Eine Pappschachtel mit dem Foto eines lachenden Paares: Vitamin-C-Depot-Kapseln von "Das gesunde Plus". Eine PVC-Flasche mit Abbildungen von frischem Obst: "hohes C Multivitamin". Ein Plastikbeutel mit einer lustigen Zitronenfigur: "Dittmeiers Valensina Zitrone Halsbonbon". Drei Produkte, die in fast allen deutschen Supermärkten und Drogerien zu finden sind, genau wie Fruchtsaft von Capri-Sonne, Kakao von Nesquik, Kinderjoghurt von Hipp.

Der kleine, schmale Mann, der an diesem Frühlingstag in der chinesischen Stadt Shijiazhuang vor einer mit Stacheldraht bewehrten Mauer steht, hat diese Produkte noch nie gesehen. Er kennt nur das weiße Pulver, das sie alle enthalten. Er hat es durch die Fabrikhallen hinter der Mauer geschleppt. Er hat es eingeatmet. Er ist, so glaubt er, davon krank geworden.

Das Pulver ist Vitamin C. Eigentlich ein Naturprodukt, enthalten in Orangen, Zitronen, Kiwis, Paprika, Brokkoli. Man könnte es aus natürlichen Quellen gewinnen, aber viel billiger ist es, das Vitamin künstlich herzustellen. Es heißt dann Ascorbinsäure und wird zum Beispiel in dieser Fabrik in China produziert.

Der Mann, der hier den Namen Zhang Quiong tragen soll, läuft jetzt an der Mauer entlang. Am einzigen Tor sitzen zwei uniformierte Wächter in ihrem Häuschen und schauen mürrisch herüber. Zhang deutet auf die Fabrik. Acht Jahre lang hat er dort gearbeitet, in einer Halle, die so groß war wie die Hoffnung, die ihn erfüllte, als er hierherkam in die Provinzhauptstadt mit ihren fast zehn Millionen Einwohnern, er, der Junge vom Land, Sohn einer Krankenschwester und eines einfachen Regierungsangestellten.

"Shijiazhuang wird Medikamentenhauptstadt" stand damals überall auf großen Schildern am Straßenrand.

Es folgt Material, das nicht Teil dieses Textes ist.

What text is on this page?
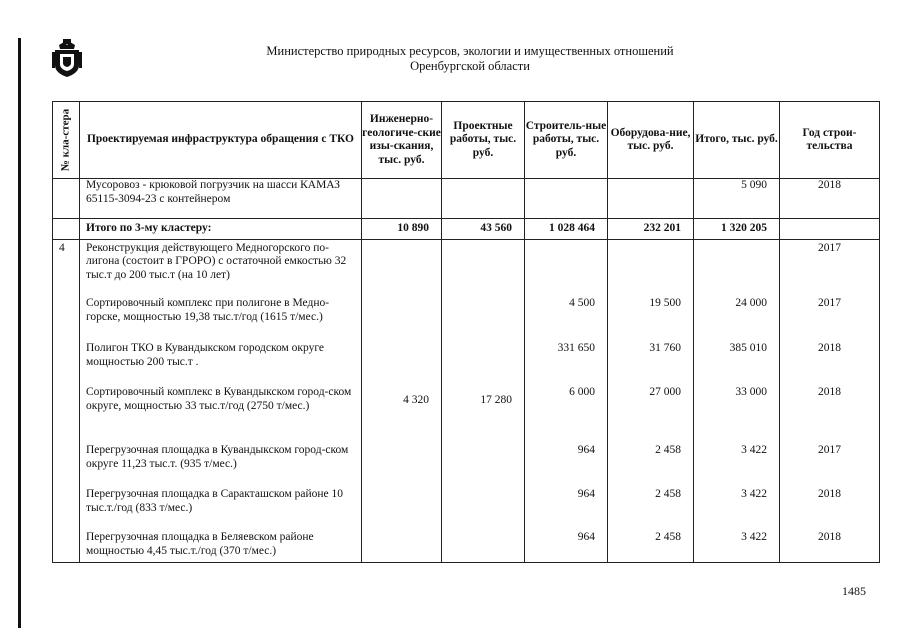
Министерство природных ресурсов, экологии и имущественных отношений
Оренбургской области
№ кла-стера	Проектируемая инфраструктура обращения с ТКО	Инженерно-геологиче-ские изы-скания, тыс. руб.	Проектные работы, тыс. руб.	Строитель-ные работы, тыс. руб.	Оборудова-ние, тыс. руб.	Итого, тыс. руб.	Год строи-тельства
	Мусоровоз - крюковой погрузчик на шасси КАМАЗ 65115-3094-23 с контейнером					5 090	2018

	Итого по 3-му кластеру:	10 890	43 560	1 028 464	232 201	1 320 205	
4	Реконструкция действующего Медногорского по-лигона (состоит в ГРОРО) с остаточной емкостью 32 тыс.т до 200 тыс.т (на 10 лет)	4 320	17 280				2017
	Сортировочный комплекс при полигоне в Медно-горске, мощностью 19,38 тыс.т/год (1615 т/мес.)			4 500	19 500	24 000	2017
	Полигон ТКО в Кувандыкском городском округе мощностью 200 тыс.т .			331 650	31 760	385 010	2018
	Сортировочный комплекс в Кувандыкском город-ском округе, мощностью 33 тыс.т/год (2750 т/мес.)			6 000	27 000	33 000	2018
	Перегрузочная площадка в Кувандыкском город-ском округе 11,23 тыс.т. (935 т/мес.)			964	2 458	3 422	2017
	Перегрузочная площадка в Саракташском районе 10 тыс.т./год (833 т/мес.)			964	2 458	3 422	2018
	Перегрузочная площадка в Беляевском районе мощностью 4,45 тыс.т./год (370 т/мес.)			964	2 458	3 422	2018
1485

Zhang, heute 34 Jahre alt, absolvierte eine Ausbildung zum Chemie- und Pharmaarbeiter und fand eine Stelle beim Staatsunternehmen North China Pharmaceutical Company, kurz NCPC, das fast alle Arten synthetischer Vitamine produziert, Vitamin C, Vitamin B1, B2, B6, B12 und Vitamin E. Rohstoffe für die europäische und amerikanische Nahrungsmittelindustrie.

Zhang war für das Vitamin C zuständig, die Ascorbinsäure. In Zwölf-Stunden-Schichten, bis zu 64 Stunden pro Woche, mischte er das Pulver mit Substanzen, deren Namen ihm niemand verriet. Zog sich mit jedem Atemzug feinen Staub in die Lungen. Und wuchtete die 25 Kilo schweren Säcke auf seinen Rücken.

Anfangs störte er sich daran, dass diese Arbeit wenig mit seiner Ausbildung zu tun hatte. Aber dann war er doch froh, eine feste Stelle zu haben, so wie die Eltern es sich gewünscht hatten. Ein sicheres Gehalt, das es ihm erlaubte, zu heiraten, eine Familie zu gründen.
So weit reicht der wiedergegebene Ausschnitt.